Personal information
- Nationality: Hungary
- Born: 10 January 1996 (age 30) Budapest, Hungary
- Height: 1.75 m (5 ft 9 in)
- Weight: 60 kg (132 lb)

Sport
- Sport: Swimming
- Strokes: Breaststroke
- Club: Miskolc VSI
- Coach: Gergo Szollar

Medal record
Youth Olympic Games
| Bronze medal – third place | 2014 Nanjing | 50 m breaststroke |
| Bronze medal – third place | 2014 Nanjing | 200 m breaststroke |
European Junior Championships
| Gold medal – first place | 2011 Belgrade | 100 m breaststroke |
| Gold medal – first place | 2012 Antwerp | 100 m breaststroke |
| Silver medal – second place | 2011 Belgrade | 50 m breaststroke |
| Silver medal – second place | 2012 Antwerp | 200 m breaststroke |
| Bronze medal – third place | 2012 Antwerp | 50 m breaststroke |

= Anna Sztankovics =

Hungarian swimmer

Anna Sztankovics (born January 10, 1996) is a Hungarian swimmer, who specializes in the breaststroke events. She is the current holder of the Hungarian record in the 50m breaststroke event both in long course and in short course.
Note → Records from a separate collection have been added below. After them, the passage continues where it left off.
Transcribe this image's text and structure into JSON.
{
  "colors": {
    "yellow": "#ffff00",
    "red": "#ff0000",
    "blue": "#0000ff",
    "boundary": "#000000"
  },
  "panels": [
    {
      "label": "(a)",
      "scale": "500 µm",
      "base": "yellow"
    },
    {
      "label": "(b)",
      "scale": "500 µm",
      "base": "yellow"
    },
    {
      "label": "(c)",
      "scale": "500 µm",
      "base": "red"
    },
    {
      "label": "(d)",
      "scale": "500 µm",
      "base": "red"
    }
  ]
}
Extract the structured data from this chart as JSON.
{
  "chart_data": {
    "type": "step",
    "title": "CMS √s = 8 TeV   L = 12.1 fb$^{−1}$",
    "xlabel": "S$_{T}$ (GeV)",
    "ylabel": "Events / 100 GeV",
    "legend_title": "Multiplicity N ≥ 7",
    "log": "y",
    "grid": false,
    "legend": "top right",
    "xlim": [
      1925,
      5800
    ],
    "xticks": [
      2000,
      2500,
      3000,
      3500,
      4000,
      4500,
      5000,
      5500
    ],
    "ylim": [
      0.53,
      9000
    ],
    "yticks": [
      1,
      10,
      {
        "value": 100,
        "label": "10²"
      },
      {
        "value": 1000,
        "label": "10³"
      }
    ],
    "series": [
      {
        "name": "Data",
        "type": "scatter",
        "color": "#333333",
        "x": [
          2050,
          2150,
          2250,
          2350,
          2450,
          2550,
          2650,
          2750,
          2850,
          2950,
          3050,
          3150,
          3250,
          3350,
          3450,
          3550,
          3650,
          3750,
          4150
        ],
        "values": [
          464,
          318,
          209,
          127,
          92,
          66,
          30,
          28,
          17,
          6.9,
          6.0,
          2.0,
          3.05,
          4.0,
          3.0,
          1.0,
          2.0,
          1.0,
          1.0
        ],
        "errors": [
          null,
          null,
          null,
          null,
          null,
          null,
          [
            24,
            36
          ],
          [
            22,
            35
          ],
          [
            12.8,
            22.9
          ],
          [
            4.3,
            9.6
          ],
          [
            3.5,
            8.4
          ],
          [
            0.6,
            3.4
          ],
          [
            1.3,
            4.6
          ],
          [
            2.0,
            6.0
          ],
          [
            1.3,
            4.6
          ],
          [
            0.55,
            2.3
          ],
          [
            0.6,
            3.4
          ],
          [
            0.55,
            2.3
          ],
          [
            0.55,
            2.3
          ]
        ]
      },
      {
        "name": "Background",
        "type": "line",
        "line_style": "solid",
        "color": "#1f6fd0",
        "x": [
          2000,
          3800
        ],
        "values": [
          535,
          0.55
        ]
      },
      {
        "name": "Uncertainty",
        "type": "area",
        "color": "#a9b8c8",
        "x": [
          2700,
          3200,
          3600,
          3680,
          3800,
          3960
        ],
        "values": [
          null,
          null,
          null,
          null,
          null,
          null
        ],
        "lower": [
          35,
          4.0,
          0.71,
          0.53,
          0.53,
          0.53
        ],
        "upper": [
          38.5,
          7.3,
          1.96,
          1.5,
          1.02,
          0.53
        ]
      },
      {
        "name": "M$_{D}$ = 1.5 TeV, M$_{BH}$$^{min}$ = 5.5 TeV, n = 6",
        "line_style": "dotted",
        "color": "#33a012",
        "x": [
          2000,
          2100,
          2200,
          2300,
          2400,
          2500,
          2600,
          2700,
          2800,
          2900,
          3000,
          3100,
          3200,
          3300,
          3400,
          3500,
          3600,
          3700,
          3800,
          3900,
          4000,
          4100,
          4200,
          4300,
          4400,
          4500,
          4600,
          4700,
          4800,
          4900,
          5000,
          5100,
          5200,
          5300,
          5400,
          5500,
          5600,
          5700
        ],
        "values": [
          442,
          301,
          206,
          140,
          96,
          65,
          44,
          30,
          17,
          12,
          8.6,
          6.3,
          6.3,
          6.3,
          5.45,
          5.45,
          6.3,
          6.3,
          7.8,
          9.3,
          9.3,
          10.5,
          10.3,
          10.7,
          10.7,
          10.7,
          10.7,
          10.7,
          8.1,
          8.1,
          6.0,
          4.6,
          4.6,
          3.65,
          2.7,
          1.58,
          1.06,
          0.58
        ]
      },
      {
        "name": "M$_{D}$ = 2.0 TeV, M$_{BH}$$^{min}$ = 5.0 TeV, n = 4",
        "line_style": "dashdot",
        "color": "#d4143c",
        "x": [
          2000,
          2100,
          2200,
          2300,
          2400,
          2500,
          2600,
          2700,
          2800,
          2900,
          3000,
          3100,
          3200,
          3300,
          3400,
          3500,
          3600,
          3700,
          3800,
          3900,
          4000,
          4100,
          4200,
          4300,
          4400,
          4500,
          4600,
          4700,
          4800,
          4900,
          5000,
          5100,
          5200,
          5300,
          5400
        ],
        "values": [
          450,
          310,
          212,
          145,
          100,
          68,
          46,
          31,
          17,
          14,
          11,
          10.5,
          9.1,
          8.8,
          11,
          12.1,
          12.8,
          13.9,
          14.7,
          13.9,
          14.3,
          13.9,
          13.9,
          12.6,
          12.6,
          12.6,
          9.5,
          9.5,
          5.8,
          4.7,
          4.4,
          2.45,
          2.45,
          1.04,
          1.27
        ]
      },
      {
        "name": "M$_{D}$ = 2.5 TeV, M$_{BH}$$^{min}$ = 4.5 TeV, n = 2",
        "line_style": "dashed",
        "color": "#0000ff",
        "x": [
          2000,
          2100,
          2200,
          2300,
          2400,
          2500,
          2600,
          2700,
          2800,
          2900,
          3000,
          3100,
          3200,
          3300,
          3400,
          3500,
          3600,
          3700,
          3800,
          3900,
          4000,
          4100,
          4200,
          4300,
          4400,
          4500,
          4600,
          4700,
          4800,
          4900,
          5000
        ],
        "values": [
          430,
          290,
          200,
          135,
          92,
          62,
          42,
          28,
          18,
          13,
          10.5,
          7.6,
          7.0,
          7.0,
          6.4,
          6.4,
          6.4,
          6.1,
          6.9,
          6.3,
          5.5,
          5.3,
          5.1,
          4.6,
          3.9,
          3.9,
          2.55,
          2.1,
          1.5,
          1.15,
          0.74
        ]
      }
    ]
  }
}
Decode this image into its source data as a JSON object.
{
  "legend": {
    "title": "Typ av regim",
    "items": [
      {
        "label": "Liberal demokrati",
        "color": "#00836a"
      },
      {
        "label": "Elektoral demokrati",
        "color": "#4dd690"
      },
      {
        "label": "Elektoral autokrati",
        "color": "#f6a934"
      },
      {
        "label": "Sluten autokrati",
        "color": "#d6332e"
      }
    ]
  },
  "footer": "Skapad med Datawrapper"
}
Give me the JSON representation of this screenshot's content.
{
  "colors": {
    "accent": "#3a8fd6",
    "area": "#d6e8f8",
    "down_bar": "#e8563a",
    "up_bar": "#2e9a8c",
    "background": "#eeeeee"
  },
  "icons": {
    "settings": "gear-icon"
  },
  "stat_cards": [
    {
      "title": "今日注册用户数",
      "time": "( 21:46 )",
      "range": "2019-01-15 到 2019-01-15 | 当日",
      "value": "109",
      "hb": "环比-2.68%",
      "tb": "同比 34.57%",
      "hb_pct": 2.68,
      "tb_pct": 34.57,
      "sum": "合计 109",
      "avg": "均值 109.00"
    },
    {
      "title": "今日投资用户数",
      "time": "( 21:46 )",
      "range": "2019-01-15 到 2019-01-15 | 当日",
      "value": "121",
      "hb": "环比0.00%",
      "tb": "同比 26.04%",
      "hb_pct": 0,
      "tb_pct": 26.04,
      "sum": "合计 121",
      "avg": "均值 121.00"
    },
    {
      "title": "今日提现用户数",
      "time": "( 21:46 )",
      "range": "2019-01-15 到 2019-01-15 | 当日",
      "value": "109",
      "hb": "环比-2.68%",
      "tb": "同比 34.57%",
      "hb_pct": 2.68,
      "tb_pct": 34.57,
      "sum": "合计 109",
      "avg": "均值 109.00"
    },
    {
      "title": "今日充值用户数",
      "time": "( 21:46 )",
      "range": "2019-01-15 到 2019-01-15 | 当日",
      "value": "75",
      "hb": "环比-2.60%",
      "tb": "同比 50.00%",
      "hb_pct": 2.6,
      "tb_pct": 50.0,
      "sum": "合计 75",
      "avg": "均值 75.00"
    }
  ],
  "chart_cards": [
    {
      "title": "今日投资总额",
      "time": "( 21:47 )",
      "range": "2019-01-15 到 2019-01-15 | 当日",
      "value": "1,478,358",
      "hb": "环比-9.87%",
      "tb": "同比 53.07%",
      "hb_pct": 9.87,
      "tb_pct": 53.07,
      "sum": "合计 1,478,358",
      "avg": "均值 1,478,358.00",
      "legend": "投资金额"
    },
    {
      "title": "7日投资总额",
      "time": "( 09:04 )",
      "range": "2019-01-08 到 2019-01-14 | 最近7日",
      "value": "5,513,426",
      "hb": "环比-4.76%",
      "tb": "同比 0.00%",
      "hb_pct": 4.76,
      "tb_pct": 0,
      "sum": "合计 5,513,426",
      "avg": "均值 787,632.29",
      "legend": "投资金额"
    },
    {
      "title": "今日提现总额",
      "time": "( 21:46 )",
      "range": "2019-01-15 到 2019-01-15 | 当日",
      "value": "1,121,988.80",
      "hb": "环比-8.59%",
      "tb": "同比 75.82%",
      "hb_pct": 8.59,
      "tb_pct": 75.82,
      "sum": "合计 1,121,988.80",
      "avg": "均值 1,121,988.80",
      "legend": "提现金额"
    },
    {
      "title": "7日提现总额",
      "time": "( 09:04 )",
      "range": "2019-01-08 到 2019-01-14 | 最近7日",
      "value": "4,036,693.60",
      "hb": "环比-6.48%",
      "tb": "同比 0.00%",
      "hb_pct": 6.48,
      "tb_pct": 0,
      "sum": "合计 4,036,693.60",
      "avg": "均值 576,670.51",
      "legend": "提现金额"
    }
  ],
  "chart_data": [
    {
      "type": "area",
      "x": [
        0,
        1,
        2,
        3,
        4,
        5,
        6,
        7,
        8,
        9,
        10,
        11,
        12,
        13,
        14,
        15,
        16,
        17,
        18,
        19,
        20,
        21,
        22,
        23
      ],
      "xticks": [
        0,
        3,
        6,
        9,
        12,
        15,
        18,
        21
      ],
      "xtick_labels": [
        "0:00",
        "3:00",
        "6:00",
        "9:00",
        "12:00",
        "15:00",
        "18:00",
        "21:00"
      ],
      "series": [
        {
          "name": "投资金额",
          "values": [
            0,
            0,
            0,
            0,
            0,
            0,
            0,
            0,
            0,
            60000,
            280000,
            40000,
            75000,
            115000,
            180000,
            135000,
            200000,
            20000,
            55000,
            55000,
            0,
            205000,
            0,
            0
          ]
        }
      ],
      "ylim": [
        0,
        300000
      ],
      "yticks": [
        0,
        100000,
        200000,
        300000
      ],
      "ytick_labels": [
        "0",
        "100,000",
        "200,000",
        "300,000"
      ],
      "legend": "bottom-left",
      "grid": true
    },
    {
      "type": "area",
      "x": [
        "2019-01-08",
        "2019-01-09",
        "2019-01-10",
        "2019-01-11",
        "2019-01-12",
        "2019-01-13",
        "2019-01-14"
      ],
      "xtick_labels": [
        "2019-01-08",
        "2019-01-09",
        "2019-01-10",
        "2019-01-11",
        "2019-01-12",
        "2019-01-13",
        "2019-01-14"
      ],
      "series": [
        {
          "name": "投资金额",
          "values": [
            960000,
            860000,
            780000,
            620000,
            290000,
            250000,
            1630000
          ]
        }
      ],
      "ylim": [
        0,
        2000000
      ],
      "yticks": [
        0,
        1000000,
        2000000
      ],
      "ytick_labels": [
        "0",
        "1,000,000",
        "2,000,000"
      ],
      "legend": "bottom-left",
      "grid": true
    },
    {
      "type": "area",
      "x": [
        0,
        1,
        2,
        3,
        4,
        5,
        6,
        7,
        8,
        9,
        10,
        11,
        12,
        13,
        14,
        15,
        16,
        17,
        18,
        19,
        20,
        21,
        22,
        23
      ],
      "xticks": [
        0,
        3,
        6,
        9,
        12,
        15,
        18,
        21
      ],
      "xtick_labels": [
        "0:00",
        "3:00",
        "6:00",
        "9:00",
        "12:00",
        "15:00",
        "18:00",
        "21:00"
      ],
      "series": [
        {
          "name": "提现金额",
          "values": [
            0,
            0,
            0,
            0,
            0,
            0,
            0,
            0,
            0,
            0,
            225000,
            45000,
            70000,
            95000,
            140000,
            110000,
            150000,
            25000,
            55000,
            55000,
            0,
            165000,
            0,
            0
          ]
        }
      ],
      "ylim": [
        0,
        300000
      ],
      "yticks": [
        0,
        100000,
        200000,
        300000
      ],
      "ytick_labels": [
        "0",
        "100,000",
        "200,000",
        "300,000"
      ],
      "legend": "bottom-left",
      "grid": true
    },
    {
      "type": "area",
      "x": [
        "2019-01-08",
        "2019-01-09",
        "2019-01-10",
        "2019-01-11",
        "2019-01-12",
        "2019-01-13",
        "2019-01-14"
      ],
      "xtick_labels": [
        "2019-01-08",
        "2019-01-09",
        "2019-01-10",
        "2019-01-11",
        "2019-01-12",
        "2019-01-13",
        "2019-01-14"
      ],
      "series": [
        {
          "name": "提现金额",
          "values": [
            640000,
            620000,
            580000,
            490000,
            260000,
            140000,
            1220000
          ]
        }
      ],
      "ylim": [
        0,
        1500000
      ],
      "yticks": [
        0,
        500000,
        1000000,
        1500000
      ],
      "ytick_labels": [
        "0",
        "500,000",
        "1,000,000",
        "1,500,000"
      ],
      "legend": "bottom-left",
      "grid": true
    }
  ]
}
Sztankovics was born in Budapest. She won two gold medals in the 100 m breaststroke at the 2011 European Junior Swimming Championships in Belgrade, Serbia, and at the 2012 European Junior Swimming Championships in Antwerp, Belgium. Sztankovics is a member of Jövő Swimming Club in Budapest, and is coached and trained by Balazs Virth.

Sztankovics qualified for three swimming events at the 2012 Summer Olympics in London, by meeting FINA B-standard entry times of 1:09.31 (100 m breaststroke) and 2:30.26 (200 m breaststroke) from the European Championships. In the 100 m breaststroke, Sztankovics challenged seven other swimmers on the second heat, including two-time Olympian Danielle Beaubrun of St. Lucia. She cruised to second place and thirty-first overall by two hundredths of a second (0.02) behind Slovenia's Tjasa Vozel in 1:09.65. In the 200 m breaststroke, Sztankovics picked up another second spot in heat one behind three-time Olympian Alia Atkinson of Jamaica by less than 0.10 of a second, in her lifetime best of 2:29.67. Sztankovics failed to advance into the semifinals, as she placed twenty-ninth overall in the preliminaries.

Sztankovics also teamed up with Zsuzsanna Jakabos, Evelyn Verrasztó, and Eszter Dara in the 4 × 100 m medley relay. Swimming the breaststroke leg, Sztankovics recorded a split of 1:17.43.

In 2014, she represented Hungary at the 2014 Summer Youth Olympics held in Nanjing, China and she won the bronze medal in the 50 m breaststroke and 200 m breaststroke events.